The major issue here is about the form, not the substance of the service chiefs’ objections. There is virtually no public voice against the demands raised by the defence forces, all of which are essentially rooted in a basic desire for greater status and yes, greater money.
This is why defence minister A K Antony has supported the chiefs: not because he is weak, but because he senses that at the core of these demands is the bursting out of decades of frustration at being treated as dispensable by the babus.
The key issue here is whether the chiefs have upset the balance of civil-military relations. Let us be clear. At a time when India is taking its due seat at the global high table, it remains one of the few leading powers in the world where civilian authority has come to mean a continuing divorce of the defence services from higher policy-making. Far from being a challenge to civilian authority, the chiefs’ representation to the defence minister is, in fact, a reiteration of the principle of civilian control. Disagreement does not automatically translate into an open revolt.
Do we expect our chiefs to quietly sign on every dotted line, irrespective of the wisdom of doing so? By that logic, Field Marshal Sam Manekshaw who wisely opposed Indira Gandhi’s plans for an immediate invasion of East Pakistan in early 1971 to give his army enough time to prepare was equally wrong. But do we not hail the late field marshal for staying firm in his resolve?
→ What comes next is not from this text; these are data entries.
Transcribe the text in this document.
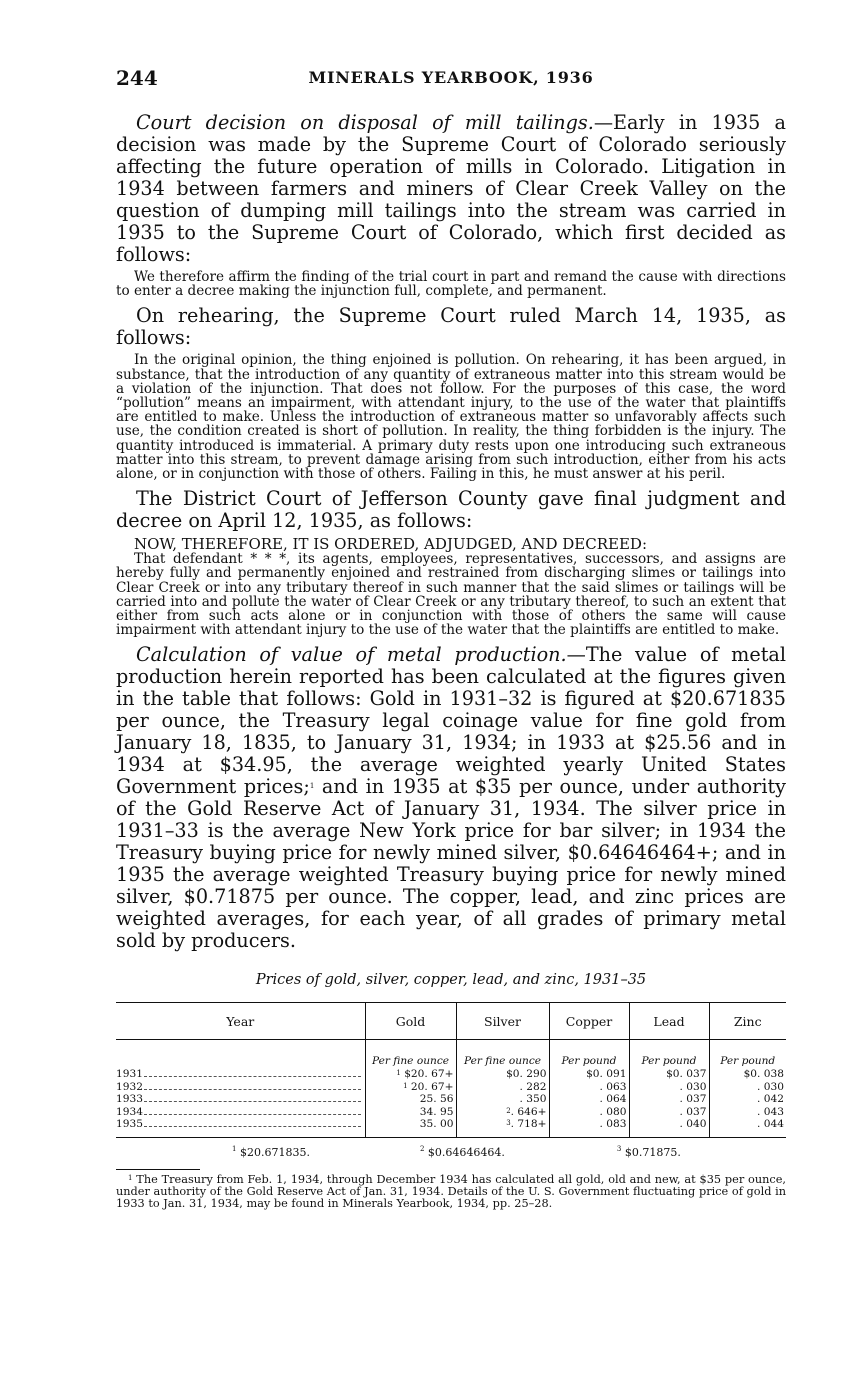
244	MINERALS YEARBOOK, 1936

Court decision on disposal of mill tailings.—Early in 1935 a decision was made by the Supreme Court of Colorado seriously affecting the future operation of mills in Colorado. Litigation in 1934 between farmers and miners of Clear Creek Valley on the question of dumping mill tailings into the stream was carried in 1935 to the Supreme Court of Colorado, which first decided as follows:

We therefore affirm the finding of the trial court in part and remand the cause with directions to enter a decree making the injunction full, complete, and permanent.

On rehearing, the Supreme Court ruled March 14, 1935, as follows:

In the original opinion, the thing enjoined is pollution. On rehearing, it has been argued, in substance, that the introduction of any quantity of extraneous matter into this stream would be a violation of the injunction. That does not follow. For the purposes of this case, the word “pollution” means an impairment, with attendant injury, to the use of the water that plaintiffs are entitled to make. Unless the introduction of extraneous matter so unfavorably affects such use, the condition created is short of pollution. In reality, the thing forbidden is the injury. The quantity introduced is immaterial. A primary duty rests upon one introducing such extraneous matter into this stream, to prevent damage arising from such introduction, either from his acts alone, or in conjunction with those of others. Failing in this, he must answer at his peril.

The District Court of Jefferson County gave final judgment and decree on April 12, 1935, as follows:

NOW, THEREFORE, IT IS ORDERED, ADJUDGED, AND DECREED:

That defendant * * *, its agents, employees, representatives, successors, and assigns are hereby fully and permanently enjoined and restrained from discharging slimes or tailings into Clear Creek or into any tributary thereof in such manner that the said slimes or tailings will be carried into and pollute the water of Clear Creek or any tributary thereof, to such an extent that either from such acts alone or in conjunction with those of others the same will cause impairment with attendant injury to the use of the water that the plaintiffs are entitled to make.

Calculation of value of metal production.—The value of metal production herein reported has been calculated at the figures given in the table that follows: Gold in 1931–32 is figured at $20.671835 per ounce, the Treasury legal coinage value for fine gold from January 18, 1835, to January 31, 1934; in 1933 at $25.56 and in 1934 at $34.95, the average weighted yearly United States Government prices;$^1$ and in 1935 at $35 per ounce, under authority of the Gold Reserve Act of January 31, 1934. The silver price in 1931–33 is the average New York price for bar silver; in 1934 the Treasury buying price for newly mined silver, $0.64646464+; and in 1935 the average weighted Treasury buying price for newly mined silver, $0.71875 per ounce. The copper, lead, and zinc prices are weighted averages, for each year, of all grades of primary metal sold by producers.

Prices of gold, silver, copper, lead, and zinc, 1931–35
Year	Gold	Silver	Copper	Lead	Zinc
	Per fine ounce	Per fine ounce	Per pound	Per pound	Per pound

1931	$^1$ $20. 67+	$0. 290	$0. 091	$0. 037	$0. 038

1932	$^1$ 20. 67+	. 282	. 063	. 030	. 030

1933	25. 56	. 350	. 064	. 037	. 042

1934	34. 95	$^2$. 646+	. 080	. 037	. 043

1935	35. 00	$^3$. 718+	. 083	. 040	. 044
$^1$ $20.671835.	$^2$ $0.64646464.	$^3$ $0.71875.

$^1$ The Treasury from Feb. 1, 1934, through December 1934 has calculated all gold, old and new, at $35 per ounce, under authority of the Gold Reserve Act of Jan. 31, 1934. Details of the U. S. Government fluctuating price of gold in 1933 to Jan. 31, 1934, may be found in Minerals Yearbook, 1934, pp. 25–28.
The fact is that the defence forces remain the only true Indian institution that has been relatively immune from
politicisation and institutionalised corruption of the kind that has come to be associated with the other
pillars of the state. This is why at times of dire crisis, from the televised rescue of Prince to the worst communal riots in Gujarat, it is always to the men in olive green that we turn. Given this scenario, it is unfortunate that successive pay commissions have regularly downgraded the men and women in uniform. The fight is about status, not about money.
It is also about operational efficiency. It is officers up to the rank of colonel who provide the army with its fighting teeth and it is here that the Pay Commission has hit hardest.
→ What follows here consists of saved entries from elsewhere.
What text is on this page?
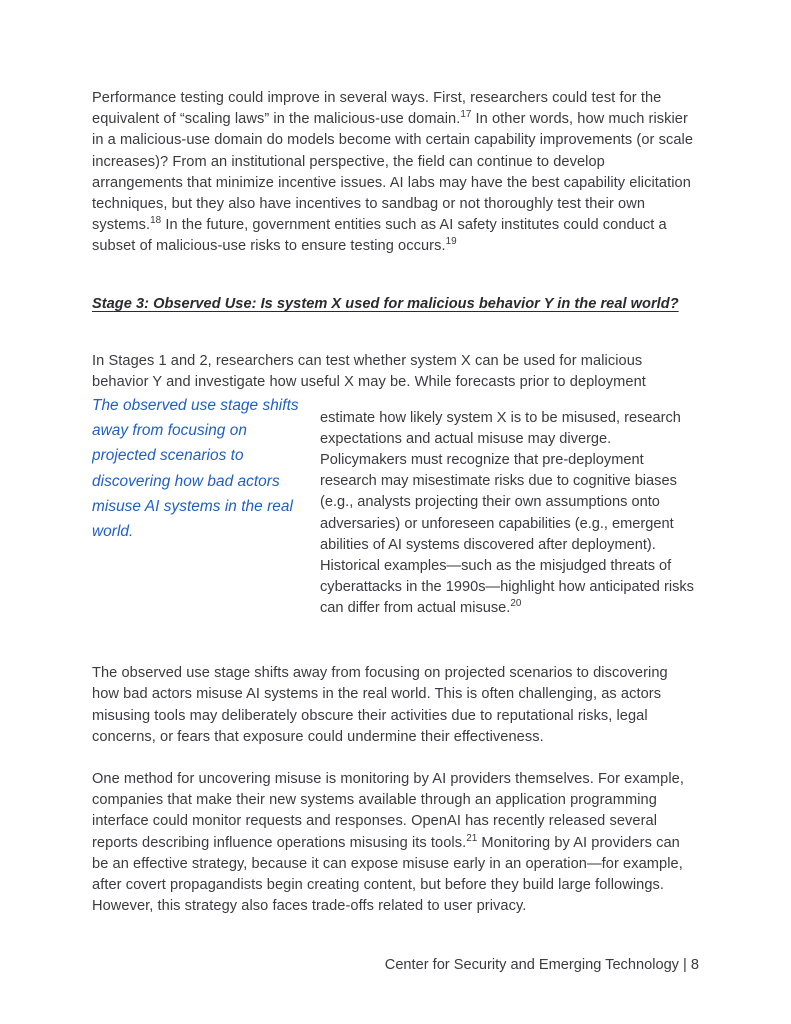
Performance testing could improve in several ways. First, researchers could test for the equivalent of “scaling laws” in the malicious-use domain.$^{17}$ In other words, how much riskier in a malicious-use domain do models become with certain capability improvements (or scale increases)? From an institutional perspective, the field can continue to develop arrangements that minimize incentive issues. AI labs may have the best capability elicitation techniques, but they also have incentives to sandbag or not thoroughly test their own systems.$^{18}$ In the future, government entities such as AI safety institutes could conduct a subset of malicious-use risks to ensure testing occurs.$^{19}$

Stage 3: Observed Use: Is system X used for malicious behavior Y in the real world?

In Stages 1 and 2, researchers can test whether system X can be used for malicious behavior Y and investigate how useful X may be. While forecasts prior to deployment

The observed use stage shifts away from focusing on projected scenarios to discovering how bad actors misuse AI systems in the real world.

estimate how likely system X is to be misused, research expectations and actual misuse may diverge. Policymakers must recognize that pre-deployment research may misestimate risks due to cognitive biases (e.g., analysts projecting their own assumptions onto adversaries) or unforeseen capabilities (e.g., emergent abilities of AI systems discovered after deployment). Historical examples—such as the misjudged threats of cyberattacks in the 1990s—highlight how anticipated risks can differ from actual misuse.$^{20}$

The observed use stage shifts away from focusing on projected scenarios to discovering how bad actors misuse AI systems in the real world. This is often challenging, as actors misusing tools may deliberately obscure their activities due to reputational risks, legal concerns, or fears that exposure could undermine their effectiveness.

One method for uncovering misuse is monitoring by AI providers themselves. For example, companies that make their new systems available through an application programming interface could monitor requests and responses. OpenAI has recently released several reports describing influence operations misusing its tools.$^{21}$ Monitoring by AI providers can be an effective strategy, because it can expose misuse early in an operation—for example, after covert propagandists begin creating content, but before they build large followings. However, this strategy also faces trade-offs related to user privacy.

Center for Security and Emerging Technology | 8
At times of crises, how do we expect lieutenant colonels to lead smooth joint operations with once subordinate civilian authorities who have suddenly been elevated in the order of precedence? This is a disaster in the making and the foreboding in the rank and file of the forces must not be underestimated. This is particularly important because of the immense dissatisfaction caused by the previous two pay commissions as well, the most public manifestation being the ugly protests by sections of the air force last time around.
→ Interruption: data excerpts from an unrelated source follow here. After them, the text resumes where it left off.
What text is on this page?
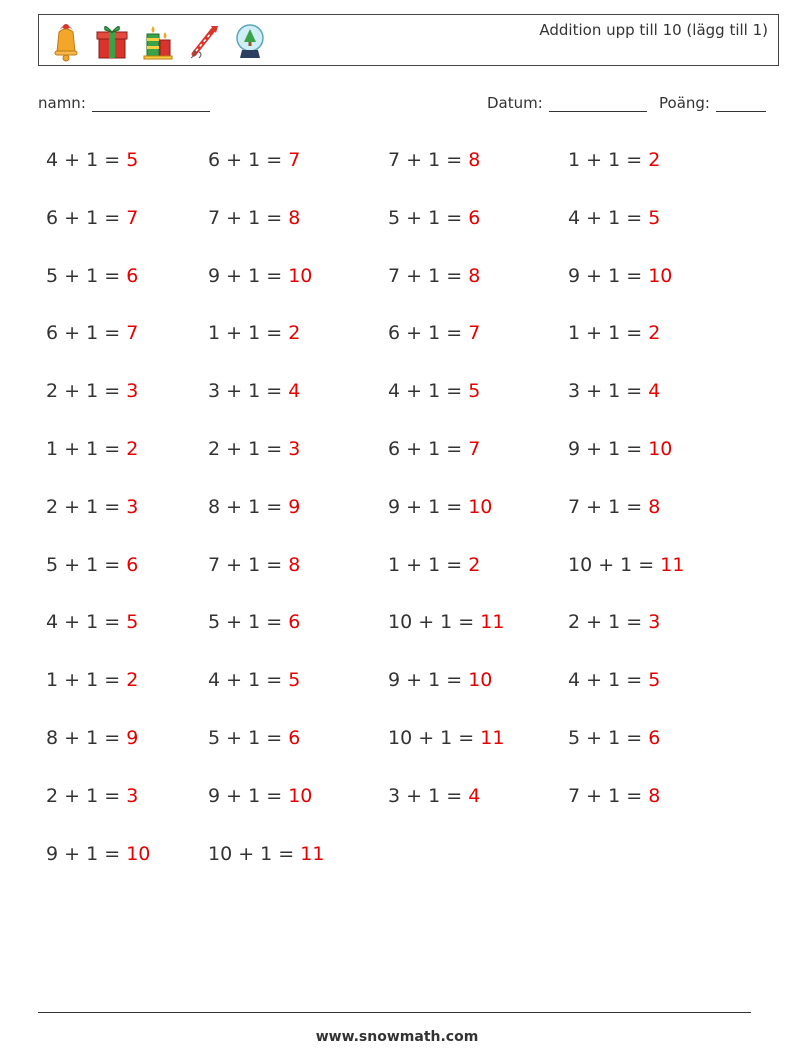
Addition upp till 10 (lägg till 1)
namn:	Datum:	Poäng:
4 + 1 = 5
6 + 1 = 7
5 + 1 = 6
6 + 1 = 7
2 + 1 = 3
1 + 1 = 2
2 + 1 = 3
5 + 1 = 6
4 + 1 = 5
1 + 1 = 2
8 + 1 = 9
2 + 1 = 3
9 + 1 = 10
6 + 1 = 7
7 + 1 = 8
9 + 1 = 10
1 + 1 = 2
3 + 1 = 4
2 + 1 = 3
8 + 1 = 9
7 + 1 = 8
5 + 1 = 6
4 + 1 = 5
5 + 1 = 6
9 + 1 = 10
10 + 1 = 11
7 + 1 = 8
5 + 1 = 6
7 + 1 = 8
6 + 1 = 7
4 + 1 = 5
6 + 1 = 7
9 + 1 = 10
1 + 1 = 2
10 + 1 = 11
9 + 1 = 10
10 + 1 = 11
3 + 1 = 4
1 + 1 = 2
4 + 1 = 5
9 + 1 = 10
1 + 1 = 2
3 + 1 = 4
9 + 1 = 10
7 + 1 = 8
10 + 1 = 11
2 + 1 = 3
4 + 1 = 5
5 + 1 = 6
7 + 1 = 8
www.snowmath.com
The wiser route for the government after that would have been to take corrective action or to put a services representative on the pay panel.
Neither was done and the chiefs are now only responding to the aspirations of the rank and file. They are as much responsible to them as they are to the supreme commander and their articulation of the pay commission grievances should be seen in this light.
In 1986, Lt Gen M L Chibber had written a perceptive account of problems with the civil-military equation in
India. Twenty years later, it is even clearer that India is far too large and complex a country for any kind of coordinated or sustained military challenge to the civilian authority. This is why the service chiefs’ response to the pay commission should be read not as an act of defiance, but one of despair. The changes demanded in the pay commission are not about strengthening civilian control – that is not even in question – but about bureaucratic churlishness and about giving the armed forces their due.
The writer is a Delhi-based political commentator.